The cause was complications of lung cancer and renal failure, said her daughter Debbie Levy, author of “The Year of Goodbyes,” which was published in 2010.

Jutta Lieselotte Salzberg was born in Hamburg, Germany, to parents who had emigrated from Poland. As Nazi persecution of Jews began accelerating in the fall of 1938, her father booked passage to the United States on the Queen Mary, sailing from Cherbourg, France.

The family needed to leave Hamburg by Nov. 7 to board the ship on time. This was the same day as the assassination by a Jewish student of an official of the German Embassy in Paris, the event that triggered the anti-Semitic Kristallnacht attacks a few days later.

The Salzbergs managed to catch the midnight train from Hamburg to Cologne. They subsequently learned from a housekeeper that police had come to their home looking for them six hours later.

They arrived in New York later that month and soon settled in Washington. Jutta graduated from Roosevelt High School in February 1945. All of their relatives who stayed behind died in the Holocaust.

She attended George Washington University, then worked about a dozen years in the family business, Edward Salzberg Jewelry. In the 1960s she was a saleswoman at Fredland’s Jewelers in Silver Spring. In the 1970s and 1980s, she was an agent with travel businesses in Washington, Silver Spring and Wheaton.

On Nov. 8, 1998, the 60th anniversary of her family’s pre Kristallnacht flight from Hamburg, Debbie Levy wrote an article in The Washington Post about their escape and her mother’s childhood as a Jew in Germany in the 1930s. It was based on Jutta Levy’s childhood diary, which her daughter had only recently discovered.

The article led to her book, which Kirkus Reviews called “an immensely powerful experience that needs to be read with an adult.”

The Washington Post article was read by two of Jutta Levy’s classmates from the Jewish School for Girls in Hamburg, who also had survived the Holocaust.

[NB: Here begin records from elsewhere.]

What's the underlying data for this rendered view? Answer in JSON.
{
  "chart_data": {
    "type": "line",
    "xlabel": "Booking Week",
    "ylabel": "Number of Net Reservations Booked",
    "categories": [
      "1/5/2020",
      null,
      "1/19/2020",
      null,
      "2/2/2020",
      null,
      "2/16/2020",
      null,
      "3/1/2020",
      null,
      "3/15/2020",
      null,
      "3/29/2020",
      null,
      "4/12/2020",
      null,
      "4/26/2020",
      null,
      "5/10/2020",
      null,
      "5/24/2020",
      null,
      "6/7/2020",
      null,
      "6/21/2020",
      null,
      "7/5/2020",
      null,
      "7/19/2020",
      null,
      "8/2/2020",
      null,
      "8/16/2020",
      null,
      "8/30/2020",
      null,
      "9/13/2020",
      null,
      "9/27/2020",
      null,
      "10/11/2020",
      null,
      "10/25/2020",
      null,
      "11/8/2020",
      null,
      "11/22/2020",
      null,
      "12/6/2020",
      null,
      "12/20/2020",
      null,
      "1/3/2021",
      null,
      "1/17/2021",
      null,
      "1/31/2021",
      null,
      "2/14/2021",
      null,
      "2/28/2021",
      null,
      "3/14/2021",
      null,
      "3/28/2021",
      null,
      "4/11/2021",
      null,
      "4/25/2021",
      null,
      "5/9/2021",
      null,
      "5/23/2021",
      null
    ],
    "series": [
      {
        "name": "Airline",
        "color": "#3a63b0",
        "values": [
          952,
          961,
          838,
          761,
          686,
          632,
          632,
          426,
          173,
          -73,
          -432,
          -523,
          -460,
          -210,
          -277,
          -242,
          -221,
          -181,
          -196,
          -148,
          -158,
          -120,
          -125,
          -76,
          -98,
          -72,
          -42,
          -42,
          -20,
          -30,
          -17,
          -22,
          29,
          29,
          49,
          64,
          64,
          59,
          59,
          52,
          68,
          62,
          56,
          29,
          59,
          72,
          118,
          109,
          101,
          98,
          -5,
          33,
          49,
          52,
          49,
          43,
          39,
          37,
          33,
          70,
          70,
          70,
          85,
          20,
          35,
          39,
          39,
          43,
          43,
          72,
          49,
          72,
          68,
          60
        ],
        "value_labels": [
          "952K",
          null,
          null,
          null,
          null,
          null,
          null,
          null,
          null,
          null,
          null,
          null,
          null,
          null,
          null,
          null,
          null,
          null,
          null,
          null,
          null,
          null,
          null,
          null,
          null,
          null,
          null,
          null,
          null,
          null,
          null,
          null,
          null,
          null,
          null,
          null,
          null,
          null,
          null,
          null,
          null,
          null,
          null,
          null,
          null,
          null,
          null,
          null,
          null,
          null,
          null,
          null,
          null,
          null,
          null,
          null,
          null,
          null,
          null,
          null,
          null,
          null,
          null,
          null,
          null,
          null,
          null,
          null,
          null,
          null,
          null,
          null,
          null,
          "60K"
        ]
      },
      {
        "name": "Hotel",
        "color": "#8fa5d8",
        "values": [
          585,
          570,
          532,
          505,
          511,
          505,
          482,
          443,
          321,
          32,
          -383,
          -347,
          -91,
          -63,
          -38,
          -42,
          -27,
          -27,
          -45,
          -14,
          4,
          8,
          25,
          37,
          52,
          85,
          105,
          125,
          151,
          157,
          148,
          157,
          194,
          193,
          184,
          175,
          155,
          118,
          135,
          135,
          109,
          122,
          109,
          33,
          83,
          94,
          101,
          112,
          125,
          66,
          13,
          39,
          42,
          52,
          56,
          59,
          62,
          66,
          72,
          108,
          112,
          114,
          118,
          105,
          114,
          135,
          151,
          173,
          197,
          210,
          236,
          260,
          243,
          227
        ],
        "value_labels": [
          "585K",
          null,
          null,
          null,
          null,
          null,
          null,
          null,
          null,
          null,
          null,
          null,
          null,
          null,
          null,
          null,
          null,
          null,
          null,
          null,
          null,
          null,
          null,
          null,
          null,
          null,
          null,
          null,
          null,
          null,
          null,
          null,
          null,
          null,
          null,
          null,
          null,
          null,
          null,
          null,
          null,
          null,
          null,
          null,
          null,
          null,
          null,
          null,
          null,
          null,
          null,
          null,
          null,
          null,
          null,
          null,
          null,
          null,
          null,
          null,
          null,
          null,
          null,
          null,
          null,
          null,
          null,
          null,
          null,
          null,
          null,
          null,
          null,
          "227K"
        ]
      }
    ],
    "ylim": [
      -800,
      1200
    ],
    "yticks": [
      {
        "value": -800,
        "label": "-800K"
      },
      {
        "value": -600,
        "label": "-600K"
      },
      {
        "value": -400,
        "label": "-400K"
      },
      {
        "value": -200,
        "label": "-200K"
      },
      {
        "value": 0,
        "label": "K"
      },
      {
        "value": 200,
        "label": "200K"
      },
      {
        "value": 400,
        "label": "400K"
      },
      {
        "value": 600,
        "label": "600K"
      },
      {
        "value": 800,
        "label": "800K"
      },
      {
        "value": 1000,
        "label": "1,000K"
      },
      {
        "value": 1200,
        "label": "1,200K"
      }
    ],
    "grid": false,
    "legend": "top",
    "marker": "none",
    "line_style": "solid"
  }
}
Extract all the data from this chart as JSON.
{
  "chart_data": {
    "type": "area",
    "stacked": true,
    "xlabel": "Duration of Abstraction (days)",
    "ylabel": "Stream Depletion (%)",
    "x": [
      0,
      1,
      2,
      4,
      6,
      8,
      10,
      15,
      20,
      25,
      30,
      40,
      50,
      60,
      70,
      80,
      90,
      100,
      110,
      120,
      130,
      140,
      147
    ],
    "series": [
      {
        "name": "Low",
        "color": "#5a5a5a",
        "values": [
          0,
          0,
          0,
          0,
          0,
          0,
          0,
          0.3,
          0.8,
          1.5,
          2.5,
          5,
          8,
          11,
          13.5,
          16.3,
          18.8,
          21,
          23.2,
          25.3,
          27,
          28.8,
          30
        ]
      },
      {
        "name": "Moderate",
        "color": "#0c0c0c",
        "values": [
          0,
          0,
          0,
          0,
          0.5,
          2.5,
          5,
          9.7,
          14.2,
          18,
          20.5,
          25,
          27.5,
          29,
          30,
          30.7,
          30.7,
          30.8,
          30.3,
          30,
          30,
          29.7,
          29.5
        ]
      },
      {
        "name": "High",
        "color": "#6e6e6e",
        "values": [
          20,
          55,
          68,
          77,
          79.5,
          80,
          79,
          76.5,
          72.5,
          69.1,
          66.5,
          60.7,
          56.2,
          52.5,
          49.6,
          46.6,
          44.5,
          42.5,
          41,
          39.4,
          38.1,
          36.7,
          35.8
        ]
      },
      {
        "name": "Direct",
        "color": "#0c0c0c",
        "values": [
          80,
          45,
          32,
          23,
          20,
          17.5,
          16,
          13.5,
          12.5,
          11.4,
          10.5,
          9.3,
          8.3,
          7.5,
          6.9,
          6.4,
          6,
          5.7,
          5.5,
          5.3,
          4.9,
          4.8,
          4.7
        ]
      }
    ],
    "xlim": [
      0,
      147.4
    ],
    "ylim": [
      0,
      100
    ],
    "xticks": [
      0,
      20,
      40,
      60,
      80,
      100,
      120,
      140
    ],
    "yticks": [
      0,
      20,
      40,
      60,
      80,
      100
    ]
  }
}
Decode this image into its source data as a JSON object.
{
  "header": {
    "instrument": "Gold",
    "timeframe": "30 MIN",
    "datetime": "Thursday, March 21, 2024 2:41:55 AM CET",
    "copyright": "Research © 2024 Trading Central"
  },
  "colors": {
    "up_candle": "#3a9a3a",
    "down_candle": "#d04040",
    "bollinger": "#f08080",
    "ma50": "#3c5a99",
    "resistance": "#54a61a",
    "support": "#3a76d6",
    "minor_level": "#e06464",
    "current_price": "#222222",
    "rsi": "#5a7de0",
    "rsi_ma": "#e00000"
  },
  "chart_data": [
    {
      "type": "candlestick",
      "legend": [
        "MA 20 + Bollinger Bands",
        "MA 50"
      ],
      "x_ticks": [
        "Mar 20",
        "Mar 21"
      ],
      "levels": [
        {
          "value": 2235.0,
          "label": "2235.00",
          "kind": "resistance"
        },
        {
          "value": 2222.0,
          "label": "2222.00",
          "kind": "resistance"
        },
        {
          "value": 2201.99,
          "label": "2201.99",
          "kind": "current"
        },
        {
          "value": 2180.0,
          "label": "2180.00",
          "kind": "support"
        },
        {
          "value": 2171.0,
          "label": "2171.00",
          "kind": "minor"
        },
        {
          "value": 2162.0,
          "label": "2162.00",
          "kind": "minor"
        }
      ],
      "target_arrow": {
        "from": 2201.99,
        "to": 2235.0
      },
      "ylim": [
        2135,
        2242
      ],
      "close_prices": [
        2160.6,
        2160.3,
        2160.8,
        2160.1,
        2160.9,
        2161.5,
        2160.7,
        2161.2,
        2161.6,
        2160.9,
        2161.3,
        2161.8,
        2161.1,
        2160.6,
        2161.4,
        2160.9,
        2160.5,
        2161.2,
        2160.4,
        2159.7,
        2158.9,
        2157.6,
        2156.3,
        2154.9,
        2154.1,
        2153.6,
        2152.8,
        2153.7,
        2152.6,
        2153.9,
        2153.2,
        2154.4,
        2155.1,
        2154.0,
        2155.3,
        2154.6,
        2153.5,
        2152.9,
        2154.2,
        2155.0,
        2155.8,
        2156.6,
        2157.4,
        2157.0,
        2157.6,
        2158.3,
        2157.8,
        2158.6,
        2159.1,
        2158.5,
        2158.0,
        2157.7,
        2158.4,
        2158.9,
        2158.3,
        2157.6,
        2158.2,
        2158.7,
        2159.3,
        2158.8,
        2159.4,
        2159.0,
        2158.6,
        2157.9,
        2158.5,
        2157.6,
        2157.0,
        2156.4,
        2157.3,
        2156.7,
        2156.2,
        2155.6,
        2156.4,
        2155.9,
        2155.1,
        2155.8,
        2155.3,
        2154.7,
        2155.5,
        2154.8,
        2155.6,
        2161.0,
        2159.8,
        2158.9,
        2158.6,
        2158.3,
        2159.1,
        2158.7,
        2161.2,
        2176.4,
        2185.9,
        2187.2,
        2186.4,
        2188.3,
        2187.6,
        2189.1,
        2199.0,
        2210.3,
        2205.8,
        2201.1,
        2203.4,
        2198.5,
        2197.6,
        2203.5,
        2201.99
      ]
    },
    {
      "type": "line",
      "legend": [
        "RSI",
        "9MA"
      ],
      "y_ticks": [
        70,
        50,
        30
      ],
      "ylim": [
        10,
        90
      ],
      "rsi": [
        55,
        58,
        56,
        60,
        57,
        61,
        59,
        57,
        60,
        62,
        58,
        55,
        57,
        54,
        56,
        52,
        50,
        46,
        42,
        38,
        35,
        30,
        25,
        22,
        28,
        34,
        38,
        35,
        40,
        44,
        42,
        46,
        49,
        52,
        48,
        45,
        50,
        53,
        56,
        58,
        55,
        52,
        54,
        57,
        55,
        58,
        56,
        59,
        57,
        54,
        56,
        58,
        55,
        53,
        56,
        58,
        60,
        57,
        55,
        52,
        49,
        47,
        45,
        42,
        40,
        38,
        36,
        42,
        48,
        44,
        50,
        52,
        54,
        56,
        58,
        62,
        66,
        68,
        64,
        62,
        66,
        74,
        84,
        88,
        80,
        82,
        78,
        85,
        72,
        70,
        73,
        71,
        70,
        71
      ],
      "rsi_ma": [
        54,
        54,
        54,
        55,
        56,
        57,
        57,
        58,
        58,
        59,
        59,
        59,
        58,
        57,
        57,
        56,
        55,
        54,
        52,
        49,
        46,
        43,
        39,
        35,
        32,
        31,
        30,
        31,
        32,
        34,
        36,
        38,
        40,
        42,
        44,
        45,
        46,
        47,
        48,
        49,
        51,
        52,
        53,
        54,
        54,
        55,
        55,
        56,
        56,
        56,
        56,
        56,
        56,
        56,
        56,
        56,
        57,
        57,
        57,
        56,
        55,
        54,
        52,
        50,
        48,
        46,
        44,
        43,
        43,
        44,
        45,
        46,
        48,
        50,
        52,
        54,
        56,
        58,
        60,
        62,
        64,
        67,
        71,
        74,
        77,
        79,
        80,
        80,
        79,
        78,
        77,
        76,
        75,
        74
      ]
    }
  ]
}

They had not known they had a classmate nearby. They managed to contact other former students at the Hamburg School and seven of them got together for a 2000 reunion, which for most was their first get-together in 62 years.

Levy was a volunteer patient advocate in the Holy Cross Hospital emergency room. She had done fundraising for the U.S. Holocaust Memorial Museum in Washington.

Her husband, Harold Levy, whom she married in 1952, died in 2003. Survivors include two daughters, Debbie Levy of Potomac, Md. and Sharon Ricucci of Sterling, Va.; and two grandchildren.